Qualität braucht ein Siegel

Saarbrücken · Der saarländische Landesverband deutscher Musikschulen (VdM Saar) feiert in diesem Jahr ein rundes Jubiläum: „60 Jahre Musikschulen im Saarland“. Wie sehen Geschichte und Zukunft des Verbands aus?

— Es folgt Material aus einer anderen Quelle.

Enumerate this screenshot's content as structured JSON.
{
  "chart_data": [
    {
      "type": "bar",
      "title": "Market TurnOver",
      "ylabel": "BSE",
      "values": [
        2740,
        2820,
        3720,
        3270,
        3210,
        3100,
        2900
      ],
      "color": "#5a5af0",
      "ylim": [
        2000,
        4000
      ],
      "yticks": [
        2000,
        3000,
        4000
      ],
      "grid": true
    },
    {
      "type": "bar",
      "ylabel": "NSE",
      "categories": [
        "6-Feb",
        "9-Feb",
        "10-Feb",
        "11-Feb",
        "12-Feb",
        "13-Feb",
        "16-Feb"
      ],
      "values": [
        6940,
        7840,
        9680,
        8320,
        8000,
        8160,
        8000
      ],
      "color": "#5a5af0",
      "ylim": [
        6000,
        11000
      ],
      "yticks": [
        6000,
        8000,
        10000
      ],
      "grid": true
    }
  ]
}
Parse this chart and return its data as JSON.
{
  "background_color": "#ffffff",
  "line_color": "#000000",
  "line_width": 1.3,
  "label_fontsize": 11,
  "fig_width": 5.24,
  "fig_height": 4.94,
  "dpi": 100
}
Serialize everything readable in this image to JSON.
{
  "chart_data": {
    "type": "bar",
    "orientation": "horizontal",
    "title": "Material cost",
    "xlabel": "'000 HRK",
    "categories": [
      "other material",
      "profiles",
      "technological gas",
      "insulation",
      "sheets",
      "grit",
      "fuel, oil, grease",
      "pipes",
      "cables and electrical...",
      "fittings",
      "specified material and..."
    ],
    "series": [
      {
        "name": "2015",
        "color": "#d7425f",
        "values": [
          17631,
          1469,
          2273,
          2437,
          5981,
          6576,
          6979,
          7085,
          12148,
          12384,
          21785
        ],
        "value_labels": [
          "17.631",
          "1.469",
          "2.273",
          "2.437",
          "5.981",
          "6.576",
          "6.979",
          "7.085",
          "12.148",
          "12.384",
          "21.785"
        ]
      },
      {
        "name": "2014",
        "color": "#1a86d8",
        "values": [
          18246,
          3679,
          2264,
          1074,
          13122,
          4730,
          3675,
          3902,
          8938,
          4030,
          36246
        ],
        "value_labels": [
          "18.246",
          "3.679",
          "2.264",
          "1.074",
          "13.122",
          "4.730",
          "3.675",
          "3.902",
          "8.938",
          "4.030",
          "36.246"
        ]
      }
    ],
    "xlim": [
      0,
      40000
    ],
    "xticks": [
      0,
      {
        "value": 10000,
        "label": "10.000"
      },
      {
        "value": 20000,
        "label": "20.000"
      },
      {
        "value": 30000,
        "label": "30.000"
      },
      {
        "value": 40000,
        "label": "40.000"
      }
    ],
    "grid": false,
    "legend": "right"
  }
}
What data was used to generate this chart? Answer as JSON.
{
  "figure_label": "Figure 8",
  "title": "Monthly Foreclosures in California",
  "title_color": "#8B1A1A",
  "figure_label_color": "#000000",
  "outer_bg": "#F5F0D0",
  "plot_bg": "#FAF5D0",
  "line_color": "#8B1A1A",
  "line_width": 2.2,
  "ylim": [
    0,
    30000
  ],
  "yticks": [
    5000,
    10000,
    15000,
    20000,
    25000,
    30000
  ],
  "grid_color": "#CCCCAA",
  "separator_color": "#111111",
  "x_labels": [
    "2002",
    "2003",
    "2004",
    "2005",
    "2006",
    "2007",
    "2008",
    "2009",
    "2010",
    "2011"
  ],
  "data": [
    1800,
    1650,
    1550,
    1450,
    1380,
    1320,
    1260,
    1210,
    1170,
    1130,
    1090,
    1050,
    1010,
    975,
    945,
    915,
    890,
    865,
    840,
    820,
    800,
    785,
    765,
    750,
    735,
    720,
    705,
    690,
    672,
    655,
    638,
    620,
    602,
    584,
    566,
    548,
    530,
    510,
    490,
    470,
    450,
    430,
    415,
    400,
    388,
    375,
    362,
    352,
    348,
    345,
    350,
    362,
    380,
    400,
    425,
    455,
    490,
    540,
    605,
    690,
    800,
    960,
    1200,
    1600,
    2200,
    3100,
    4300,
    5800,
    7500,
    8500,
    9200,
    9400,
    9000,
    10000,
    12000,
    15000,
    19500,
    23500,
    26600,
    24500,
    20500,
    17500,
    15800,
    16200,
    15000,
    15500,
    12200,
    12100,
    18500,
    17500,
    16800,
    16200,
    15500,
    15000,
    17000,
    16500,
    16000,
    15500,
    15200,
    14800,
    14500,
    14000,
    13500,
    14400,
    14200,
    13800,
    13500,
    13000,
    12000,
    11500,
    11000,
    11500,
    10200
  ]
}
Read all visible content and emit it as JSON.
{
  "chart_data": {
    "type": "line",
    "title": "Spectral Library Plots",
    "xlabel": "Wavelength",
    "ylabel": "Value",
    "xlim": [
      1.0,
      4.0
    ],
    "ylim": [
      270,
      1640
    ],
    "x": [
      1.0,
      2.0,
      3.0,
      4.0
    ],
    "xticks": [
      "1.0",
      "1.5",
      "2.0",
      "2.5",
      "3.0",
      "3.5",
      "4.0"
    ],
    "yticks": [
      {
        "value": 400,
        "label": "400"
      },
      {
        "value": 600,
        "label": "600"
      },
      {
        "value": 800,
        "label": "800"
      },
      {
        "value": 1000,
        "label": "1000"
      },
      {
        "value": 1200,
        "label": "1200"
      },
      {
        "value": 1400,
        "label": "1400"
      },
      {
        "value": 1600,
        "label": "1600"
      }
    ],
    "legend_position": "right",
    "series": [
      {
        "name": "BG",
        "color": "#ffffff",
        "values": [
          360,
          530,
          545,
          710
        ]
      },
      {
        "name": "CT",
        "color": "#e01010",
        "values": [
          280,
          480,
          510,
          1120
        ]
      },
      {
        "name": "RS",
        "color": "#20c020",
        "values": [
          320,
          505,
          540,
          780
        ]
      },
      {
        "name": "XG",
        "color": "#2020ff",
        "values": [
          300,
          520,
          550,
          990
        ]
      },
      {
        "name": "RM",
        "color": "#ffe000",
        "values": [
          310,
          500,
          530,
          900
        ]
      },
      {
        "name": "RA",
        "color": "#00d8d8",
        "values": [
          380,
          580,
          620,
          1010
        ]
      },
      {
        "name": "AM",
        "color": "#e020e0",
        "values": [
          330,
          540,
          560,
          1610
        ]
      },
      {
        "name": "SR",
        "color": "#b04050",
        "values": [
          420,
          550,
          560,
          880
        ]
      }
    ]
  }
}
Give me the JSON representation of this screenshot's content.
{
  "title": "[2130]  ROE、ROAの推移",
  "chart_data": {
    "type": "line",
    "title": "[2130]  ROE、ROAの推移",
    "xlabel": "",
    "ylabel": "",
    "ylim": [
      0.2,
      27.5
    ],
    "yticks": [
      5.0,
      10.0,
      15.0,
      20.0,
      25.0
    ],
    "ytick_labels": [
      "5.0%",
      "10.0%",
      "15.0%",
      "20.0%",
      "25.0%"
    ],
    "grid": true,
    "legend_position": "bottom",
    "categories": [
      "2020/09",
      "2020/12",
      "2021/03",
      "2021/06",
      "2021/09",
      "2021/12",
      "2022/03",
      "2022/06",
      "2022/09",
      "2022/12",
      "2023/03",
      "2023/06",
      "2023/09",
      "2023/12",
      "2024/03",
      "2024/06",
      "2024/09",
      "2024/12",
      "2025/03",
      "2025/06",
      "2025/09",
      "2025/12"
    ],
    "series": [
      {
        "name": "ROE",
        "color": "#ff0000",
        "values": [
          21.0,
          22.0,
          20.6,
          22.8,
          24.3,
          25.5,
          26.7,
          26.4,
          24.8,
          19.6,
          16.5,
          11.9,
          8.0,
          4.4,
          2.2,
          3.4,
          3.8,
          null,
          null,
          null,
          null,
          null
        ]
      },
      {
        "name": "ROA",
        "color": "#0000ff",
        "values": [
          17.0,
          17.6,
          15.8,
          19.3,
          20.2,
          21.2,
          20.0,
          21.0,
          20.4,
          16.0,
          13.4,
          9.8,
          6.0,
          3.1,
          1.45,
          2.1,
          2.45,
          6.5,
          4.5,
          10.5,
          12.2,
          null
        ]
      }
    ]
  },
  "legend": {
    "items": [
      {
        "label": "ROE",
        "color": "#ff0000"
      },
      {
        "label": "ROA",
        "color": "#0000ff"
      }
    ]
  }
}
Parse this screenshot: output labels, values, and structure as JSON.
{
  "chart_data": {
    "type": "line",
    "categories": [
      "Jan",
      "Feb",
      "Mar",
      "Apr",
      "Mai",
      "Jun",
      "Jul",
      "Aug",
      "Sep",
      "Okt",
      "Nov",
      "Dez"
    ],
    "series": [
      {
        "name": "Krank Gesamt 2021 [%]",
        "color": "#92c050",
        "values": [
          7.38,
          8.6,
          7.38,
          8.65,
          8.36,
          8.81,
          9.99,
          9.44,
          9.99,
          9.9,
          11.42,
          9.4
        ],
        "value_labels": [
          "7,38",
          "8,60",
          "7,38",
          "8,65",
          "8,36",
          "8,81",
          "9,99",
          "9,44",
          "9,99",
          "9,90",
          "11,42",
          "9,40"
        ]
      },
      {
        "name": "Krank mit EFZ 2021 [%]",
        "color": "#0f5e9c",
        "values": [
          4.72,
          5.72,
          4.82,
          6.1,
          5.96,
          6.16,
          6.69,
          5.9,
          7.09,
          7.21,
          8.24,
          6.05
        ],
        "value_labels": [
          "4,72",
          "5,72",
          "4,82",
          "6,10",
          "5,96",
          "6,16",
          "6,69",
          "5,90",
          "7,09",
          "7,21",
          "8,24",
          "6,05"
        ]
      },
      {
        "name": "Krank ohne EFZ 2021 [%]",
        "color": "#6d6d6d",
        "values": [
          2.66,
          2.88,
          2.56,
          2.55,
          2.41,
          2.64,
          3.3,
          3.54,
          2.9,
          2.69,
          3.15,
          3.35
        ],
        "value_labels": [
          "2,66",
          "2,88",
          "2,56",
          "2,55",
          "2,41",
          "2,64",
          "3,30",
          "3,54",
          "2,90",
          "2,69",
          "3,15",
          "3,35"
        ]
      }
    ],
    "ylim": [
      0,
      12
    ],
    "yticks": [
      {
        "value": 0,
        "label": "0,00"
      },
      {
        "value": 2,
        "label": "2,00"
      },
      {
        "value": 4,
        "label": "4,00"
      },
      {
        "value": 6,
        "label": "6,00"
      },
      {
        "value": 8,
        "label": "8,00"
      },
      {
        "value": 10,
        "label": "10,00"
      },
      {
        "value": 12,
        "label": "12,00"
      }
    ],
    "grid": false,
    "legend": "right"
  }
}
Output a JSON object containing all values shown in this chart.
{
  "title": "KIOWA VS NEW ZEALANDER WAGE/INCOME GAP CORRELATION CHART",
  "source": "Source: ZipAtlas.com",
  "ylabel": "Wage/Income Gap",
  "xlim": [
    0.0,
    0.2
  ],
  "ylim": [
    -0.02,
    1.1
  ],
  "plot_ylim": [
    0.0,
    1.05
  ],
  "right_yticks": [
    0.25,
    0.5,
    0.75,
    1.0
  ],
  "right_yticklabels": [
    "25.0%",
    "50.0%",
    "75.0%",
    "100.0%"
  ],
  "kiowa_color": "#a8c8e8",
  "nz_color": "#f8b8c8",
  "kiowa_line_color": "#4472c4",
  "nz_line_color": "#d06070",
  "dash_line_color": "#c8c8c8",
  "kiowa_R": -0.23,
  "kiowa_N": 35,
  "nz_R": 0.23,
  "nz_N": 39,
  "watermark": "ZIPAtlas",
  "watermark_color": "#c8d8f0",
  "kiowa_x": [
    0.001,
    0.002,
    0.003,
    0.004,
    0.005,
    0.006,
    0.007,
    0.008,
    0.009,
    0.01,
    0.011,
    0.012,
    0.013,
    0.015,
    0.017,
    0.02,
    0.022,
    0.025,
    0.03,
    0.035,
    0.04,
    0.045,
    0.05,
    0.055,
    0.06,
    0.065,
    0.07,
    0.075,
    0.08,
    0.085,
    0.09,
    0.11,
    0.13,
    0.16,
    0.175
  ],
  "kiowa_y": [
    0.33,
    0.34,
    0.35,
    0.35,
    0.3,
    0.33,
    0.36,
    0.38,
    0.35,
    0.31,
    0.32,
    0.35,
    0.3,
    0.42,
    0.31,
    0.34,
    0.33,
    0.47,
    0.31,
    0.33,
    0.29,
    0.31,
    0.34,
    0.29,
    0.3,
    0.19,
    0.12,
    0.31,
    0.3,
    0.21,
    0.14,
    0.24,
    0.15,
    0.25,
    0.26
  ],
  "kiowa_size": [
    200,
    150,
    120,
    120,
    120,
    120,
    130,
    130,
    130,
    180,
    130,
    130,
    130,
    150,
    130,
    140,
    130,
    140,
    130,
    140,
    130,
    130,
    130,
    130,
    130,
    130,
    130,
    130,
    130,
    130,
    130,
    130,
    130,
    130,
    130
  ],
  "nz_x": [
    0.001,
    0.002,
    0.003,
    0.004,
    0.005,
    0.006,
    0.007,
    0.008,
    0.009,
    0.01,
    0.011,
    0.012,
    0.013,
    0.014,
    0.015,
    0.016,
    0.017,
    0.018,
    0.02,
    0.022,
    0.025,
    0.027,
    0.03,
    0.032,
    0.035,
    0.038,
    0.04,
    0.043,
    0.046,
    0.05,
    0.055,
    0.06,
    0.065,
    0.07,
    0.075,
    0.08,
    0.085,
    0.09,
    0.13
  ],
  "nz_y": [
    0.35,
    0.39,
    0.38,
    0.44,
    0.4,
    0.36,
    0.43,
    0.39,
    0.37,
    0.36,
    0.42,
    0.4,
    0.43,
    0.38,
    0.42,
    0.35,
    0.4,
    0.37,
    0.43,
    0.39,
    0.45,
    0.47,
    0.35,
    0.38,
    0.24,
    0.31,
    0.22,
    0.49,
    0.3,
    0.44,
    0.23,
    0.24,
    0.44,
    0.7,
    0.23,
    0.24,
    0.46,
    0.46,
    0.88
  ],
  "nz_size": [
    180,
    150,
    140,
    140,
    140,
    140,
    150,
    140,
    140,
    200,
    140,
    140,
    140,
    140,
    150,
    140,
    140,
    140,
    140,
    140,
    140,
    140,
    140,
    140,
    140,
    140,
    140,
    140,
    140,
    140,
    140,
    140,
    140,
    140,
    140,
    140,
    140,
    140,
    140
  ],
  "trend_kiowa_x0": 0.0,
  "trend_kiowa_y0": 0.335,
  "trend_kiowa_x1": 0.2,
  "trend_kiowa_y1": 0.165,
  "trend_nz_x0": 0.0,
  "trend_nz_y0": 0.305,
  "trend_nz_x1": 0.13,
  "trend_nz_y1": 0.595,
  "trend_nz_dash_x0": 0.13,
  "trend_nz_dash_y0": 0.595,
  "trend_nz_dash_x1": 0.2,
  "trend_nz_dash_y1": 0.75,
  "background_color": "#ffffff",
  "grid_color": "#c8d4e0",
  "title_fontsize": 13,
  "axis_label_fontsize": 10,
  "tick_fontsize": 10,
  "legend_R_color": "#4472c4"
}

 Dieter Boden, Musikschulleiter im Landkreis Merzig-Wadern (l.), und Thomas Kitzig, Leiter in Saarbrücken. Foto: Karger

Dieter Boden, Musikschulleiter im Landkreis Merzig-Wadern (l.), und Thomas Kitzig, Leiter in Saarbrücken. Foto: Karger

Foto: Karger

"Wer die Musik nicht liebt, verdient nicht, ein Mensch genannt zu werden. Wer sie nur liebt, ist erst ein halber Mensch, wer sie aber treibt, ist ein ganzer Mensch." Das soll Goethe dem Musiker Joseph Pleyer gesagt haben. Die wichtige Rolle der Musik bei der Menschwerdung bestätigen Studien und beteuert die Politik. Musik mache schlau ("Bastianstudie" aus dem Jahre 2000, Musik und ihre Wirkung) und sie zivilisiere.

Das Gründungsjahr der Musikschule der Landeshauptstadt Saarbrücken ist nun Anlass, "60 Jahre Musikschulen im Saarland" zu feiern. 1954 hat sie Alfred Stilz als "Musikschule für Jugend und Volk e.V." als eine Art Netzwerk gegründet; denn Privatlehrer, die jeder für sich agierten, hatten immer Mühe, ausreichend Schüler zu finden, sagt Sohn Bernhard Stilz, der heute den Fachbereich Blasinstrumente und Alte Musik leitet. 1954 stand das Saarland noch unter französischem Protektorat. Geprägt war Alfred Stilz' Musikschule aber eher von der Wandervogelbewegung als vom staatlich gelenkten Leistungsgedanken der französischen Conservatoires. Freies und frohes Musizieren oder Instrument gegen gesellschaftliche Verwerfungen - heutige Musikschulen leisten beides und organisieren es selbst. Kommunale Trägerschaft sichert die Teilfinanzierung über öffentliche Zuschüsse und formuliert einen öffentlichen Auftrag. Umgesetzt wird der von den über Jahrzehnte gewachsenen Institutionen. Der Verband deutscher Musikschulen - Landesverband Saar (VdM Saar) bündelt diese Aktivitäten.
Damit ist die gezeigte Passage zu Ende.